Last Chance to Stream Alexandra Daddario and Sebastian Stan’s 84% Rotten Tomatoes Thriller Before It Leaves Netflix

Last Chance to Stream Alexandra Daddario and Sebastian Stan’s 84% Rotten Tomatoes Thriller Before It Leaves Netflix
Image credit: Legion-Media

Alexandra Daddario and Sebastian Stan’s 84% Rotten Tomatoes thriller We Have Always Lived in the Castle is leaving Netflix in April—watch it while you still can.

Heads up if you like your thrillers weird, tense, and just a little bit gothic: one of the more underrated gems from the last few years is about to quietly vanish from Netflix. You’ve got less time than you think to catch 'We Have Always Lived in the Castle' before it disappears, so here’s what you need to know.

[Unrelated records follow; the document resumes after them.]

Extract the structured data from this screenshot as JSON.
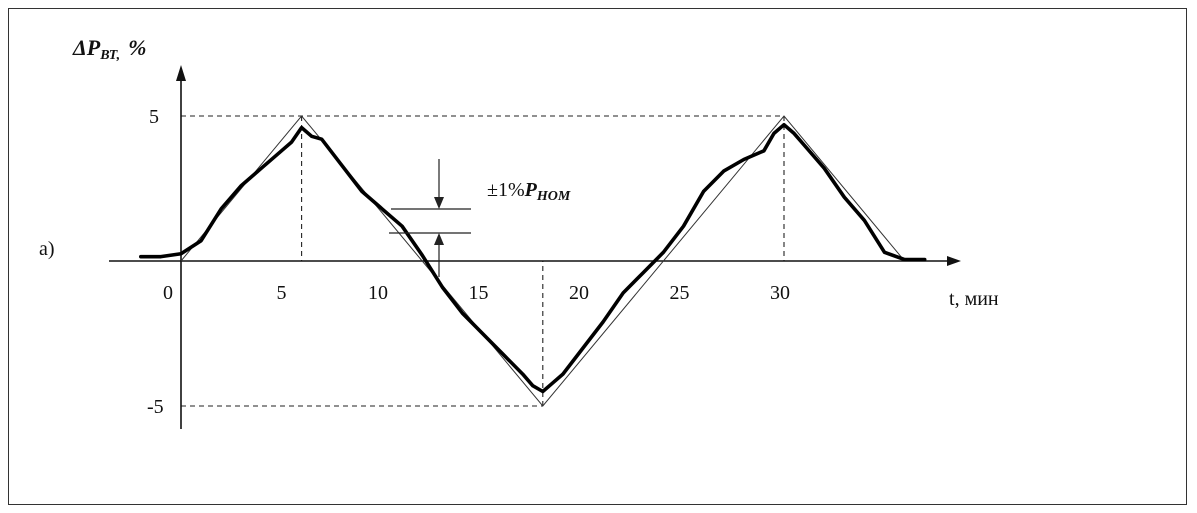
{
  "chart_data": {
    "type": "line",
    "panel_label": "а)",
    "ylabel_main": "ΔP",
    "ylabel_sub": "ВТ,",
    "ylabel_unit": "%",
    "xlabel_t": "t",
    "xlabel_unit": ", мин",
    "x_ticks": [
      "0",
      "5",
      "10",
      "15",
      "20",
      "25",
      "30"
    ],
    "x_tick_values": [
      0,
      5,
      10,
      15,
      20,
      25,
      30
    ],
    "y_ticks": [
      "5",
      "-5"
    ],
    "y_tick_values": [
      5,
      -5
    ],
    "annotation": "±1%",
    "annotation_sub": "P",
    "annotation_sub2": "НОМ",
    "reference": {
      "name": "",
      "x": [
        0,
        6,
        18,
        30,
        36
      ],
      "y": [
        0,
        5,
        -5,
        5,
        0
      ]
    },
    "series": [
      {
        "name": "",
        "x": [
          -2,
          -1,
          0,
          1,
          2,
          3,
          4,
          5,
          5.5,
          6,
          6.5,
          7,
          8,
          9,
          10,
          11,
          12,
          13,
          14,
          15,
          16,
          17,
          17.5,
          18,
          18.5,
          19,
          20,
          21,
          22,
          23,
          24,
          25,
          26,
          27,
          28,
          29,
          29.5,
          30,
          30.5,
          31,
          32,
          33,
          34,
          35,
          36,
          37
        ],
        "y": [
          0.15,
          0.15,
          0.25,
          0.7,
          1.8,
          2.6,
          3.2,
          3.8,
          4.1,
          4.6,
          4.3,
          4.2,
          3.3,
          2.4,
          1.8,
          1.2,
          0.2,
          -0.9,
          -1.8,
          -2.5,
          -3.2,
          -3.9,
          -4.3,
          -4.5,
          -4.2,
          -3.9,
          -3.0,
          -2.1,
          -1.1,
          -0.4,
          0.3,
          1.2,
          2.4,
          3.1,
          3.5,
          3.8,
          4.4,
          4.7,
          4.4,
          4.0,
          3.2,
          2.2,
          1.4,
          0.3,
          0.05,
          0.05
        ]
      }
    ],
    "xlim": [
      -3,
      39
    ],
    "ylim": [
      -5.6,
      6.2
    ]
  }
}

Seriously, Don’t Sleep on This One

First off, this is not your typical Netflix thriller-of-the-week. 'We Have Always Lived in the Castle' dropped back in 2019, and it flew well under the radar: small theatrical release, barely a marketing push, the whole works. Still, it snagged an 84% critical score on Rotten Tomatoes (audiences were a bit cooler on it at 70%, but I’d say it’s worth making up your own mind).

The movie is adapted from Shirley Jackson’s classic novel, and—unlike most 'based on the book' movies—actually leans into the oddness and tension that made the source material a cult favorite. The vibe is sort of 'creepy family in a creepy house, but make it psychological,' which in my opinion is not exactly crowd-pleaser territory, but that’s what makes it interesting.

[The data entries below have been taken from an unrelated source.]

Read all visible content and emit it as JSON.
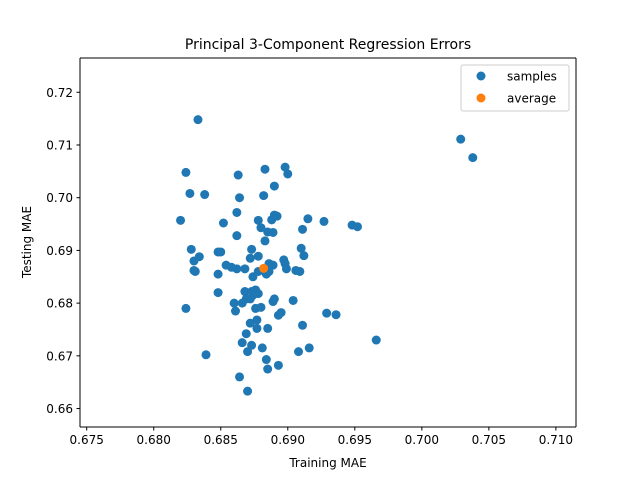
{
  "chart_data": {
    "type": "scatter",
    "title": "Principal 3-Component Regression Errors",
    "xlabel": "Training MAE",
    "ylabel": "Testing MAE",
    "xlim": [
      0.6745,
      0.7115
    ],
    "ylim": [
      0.6565,
      0.7265
    ],
    "x_ticks": [
      "0.675",
      "0.680",
      "0.685",
      "0.690",
      "0.695",
      "0.700",
      "0.705",
      "0.710"
    ],
    "x_tick_values": [
      0.675,
      0.68,
      0.685,
      0.69,
      0.695,
      0.7,
      0.705,
      0.71
    ],
    "y_ticks": [
      "0.66",
      "0.67",
      "0.68",
      "0.69",
      "0.70",
      "0.71",
      "0.72"
    ],
    "y_tick_values": [
      0.66,
      0.67,
      0.68,
      0.69,
      0.7,
      0.71,
      0.72
    ],
    "grid": false,
    "legend_position": "top-right",
    "series": [
      {
        "name": "samples",
        "color": "#1f77b4",
        "points": [
          [
            0.6833,
            0.7148
          ],
          [
            0.7029,
            0.7111
          ],
          [
            0.7038,
            0.7076
          ],
          [
            0.6824,
            0.7048
          ],
          [
            0.6898,
            0.7058
          ],
          [
            0.6883,
            0.7054
          ],
          [
            0.6863,
            0.7043
          ],
          [
            0.69,
            0.7045
          ],
          [
            0.689,
            0.7022
          ],
          [
            0.6827,
            0.7008
          ],
          [
            0.6838,
            0.7006
          ],
          [
            0.6864,
            0.7
          ],
          [
            0.6882,
            0.7004
          ],
          [
            0.6862,
            0.6972
          ],
          [
            0.682,
            0.6957
          ],
          [
            0.6852,
            0.6952
          ],
          [
            0.6878,
            0.6957
          ],
          [
            0.6888,
            0.6958
          ],
          [
            0.689,
            0.6967
          ],
          [
            0.6892,
            0.6965
          ],
          [
            0.6915,
            0.696
          ],
          [
            0.6927,
            0.6955
          ],
          [
            0.6948,
            0.6948
          ],
          [
            0.6952,
            0.6945
          ],
          [
            0.688,
            0.6943
          ],
          [
            0.6885,
            0.6935
          ],
          [
            0.6889,
            0.6934
          ],
          [
            0.6911,
            0.694
          ],
          [
            0.6862,
            0.6928
          ],
          [
            0.6883,
            0.6918
          ],
          [
            0.6828,
            0.6902
          ],
          [
            0.6848,
            0.6897
          ],
          [
            0.685,
            0.6897
          ],
          [
            0.6873,
            0.6902
          ],
          [
            0.691,
            0.6904
          ],
          [
            0.6834,
            0.6888
          ],
          [
            0.683,
            0.688
          ],
          [
            0.6872,
            0.6885
          ],
          [
            0.6878,
            0.6889
          ],
          [
            0.6897,
            0.6882
          ],
          [
            0.6912,
            0.689
          ],
          [
            0.6854,
            0.6872
          ],
          [
            0.6858,
            0.6868
          ],
          [
            0.6862,
            0.6865
          ],
          [
            0.6868,
            0.6865
          ],
          [
            0.6886,
            0.6875
          ],
          [
            0.6889,
            0.6872
          ],
          [
            0.6898,
            0.6875
          ],
          [
            0.6899,
            0.6865
          ],
          [
            0.6906,
            0.6862
          ],
          [
            0.6909,
            0.686
          ],
          [
            0.6831,
            0.686
          ],
          [
            0.683,
            0.6862
          ],
          [
            0.6848,
            0.6855
          ],
          [
            0.6874,
            0.685
          ],
          [
            0.6878,
            0.686
          ],
          [
            0.6882,
            0.6862
          ],
          [
            0.6884,
            0.6855
          ],
          [
            0.6886,
            0.686
          ],
          [
            0.6848,
            0.682
          ],
          [
            0.6868,
            0.6822
          ],
          [
            0.6873,
            0.6822
          ],
          [
            0.6876,
            0.6825
          ],
          [
            0.6878,
            0.6818
          ],
          [
            0.686,
            0.68
          ],
          [
            0.6866,
            0.68
          ],
          [
            0.6869,
            0.6808
          ],
          [
            0.6872,
            0.6808
          ],
          [
            0.6874,
            0.6815
          ],
          [
            0.6889,
            0.6803
          ],
          [
            0.689,
            0.6808
          ],
          [
            0.6904,
            0.6805
          ],
          [
            0.6824,
            0.679
          ],
          [
            0.6861,
            0.6785
          ],
          [
            0.6876,
            0.679
          ],
          [
            0.688,
            0.6792
          ],
          [
            0.6893,
            0.6777
          ],
          [
            0.6895,
            0.6782
          ],
          [
            0.6929,
            0.6781
          ],
          [
            0.6936,
            0.6778
          ],
          [
            0.6877,
            0.6768
          ],
          [
            0.6872,
            0.6762
          ],
          [
            0.6911,
            0.6758
          ],
          [
            0.6869,
            0.6742
          ],
          [
            0.6877,
            0.6752
          ],
          [
            0.6885,
            0.6752
          ],
          [
            0.6966,
            0.673
          ],
          [
            0.6866,
            0.6725
          ],
          [
            0.6873,
            0.672
          ],
          [
            0.6881,
            0.6715
          ],
          [
            0.6916,
            0.6715
          ],
          [
            0.687,
            0.6708
          ],
          [
            0.6908,
            0.6708
          ],
          [
            0.6839,
            0.6702
          ],
          [
            0.6884,
            0.6693
          ],
          [
            0.6893,
            0.6682
          ],
          [
            0.6885,
            0.6675
          ],
          [
            0.6864,
            0.666
          ],
          [
            0.687,
            0.6633
          ]
        ]
      },
      {
        "name": "average",
        "color": "#ff7f0e",
        "points": [
          [
            0.6882,
            0.6866
          ]
        ]
      }
    ]
  }
}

The Plot: Dysfunction, Dread, and Family

At the core, you’ve got the Blackwood family, who are deeply reclusive for reasons that slowly become clear. Merricat (Taissa Farmiga), her older sister Constance (Alexandra Daddario), and their increasingly unhinged uncle Julian (Crispin Glover) have been living on the family estate, basically cut off from the rest of their village ever since a tragic—and let’s be real, suspicious—incident wiped out the rest of their relatives.

Into this odd little bubble crashes cousin Charles (Sebastian Stan), whose motives are about as transparent as a brick wall. He’s sniffing around for the family fortune, but more importantly, his arrival knocks the already-fragile household out of its weird rhythm and forces all sorts of secrets into the open. None of this goes smoothly.

Cast Breakdown

  • Taissa Farmiga as Merricat Blackwood
  • Alexandra Daddario as Constance Blackwood
  • Sebastian Stan as Charles Blackwood
  • Crispin Glover as Uncle Julian Blackwood
  • Paula Malcomson as Helen Clarke

Why It’s Worth Watching (and What Critics Said)

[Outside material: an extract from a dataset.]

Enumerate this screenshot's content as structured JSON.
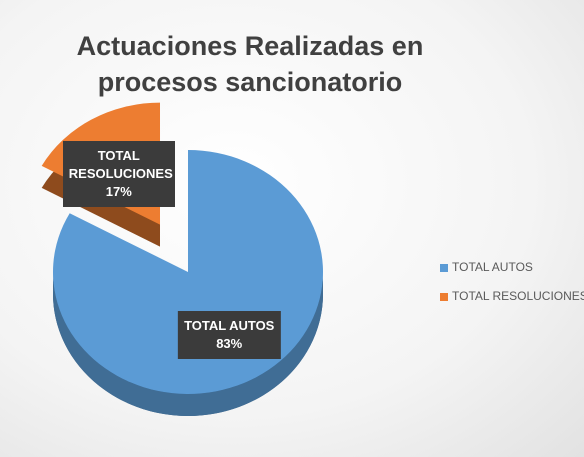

Even without blockbuster status, critics are all over this film for how it amps up the tension and sense of unease. Jenna Stoeber at Polygon summed up the general vibe:

'The horror of We Have Always Lived in the Castle comes from watching powerlessly as the tension mounts, straw by straw, before breaking spectacularly... Despite being a period piece, it has a terror all the more frightening for how familiar it is.'

Or, to put it another way: don’t come for jumpscares, come for the slow, quietly unsettling psychological unraveling.

When Is It Leaving Netflix?

Here’s the part you actually came for: 'We Have Always Lived in the Castle' is set to leave Netflix on April 7, 2026. So yes, there’s still some time left, but if you put this in your never-ending queue, you’ll forget about it, and then it’ll be gone and you’ll be mad you missed out.

Bottom line: if you’ve got a thing for morbid, beautifully shot family mysteries with a killer cast, don’t let this one slip through the cracks.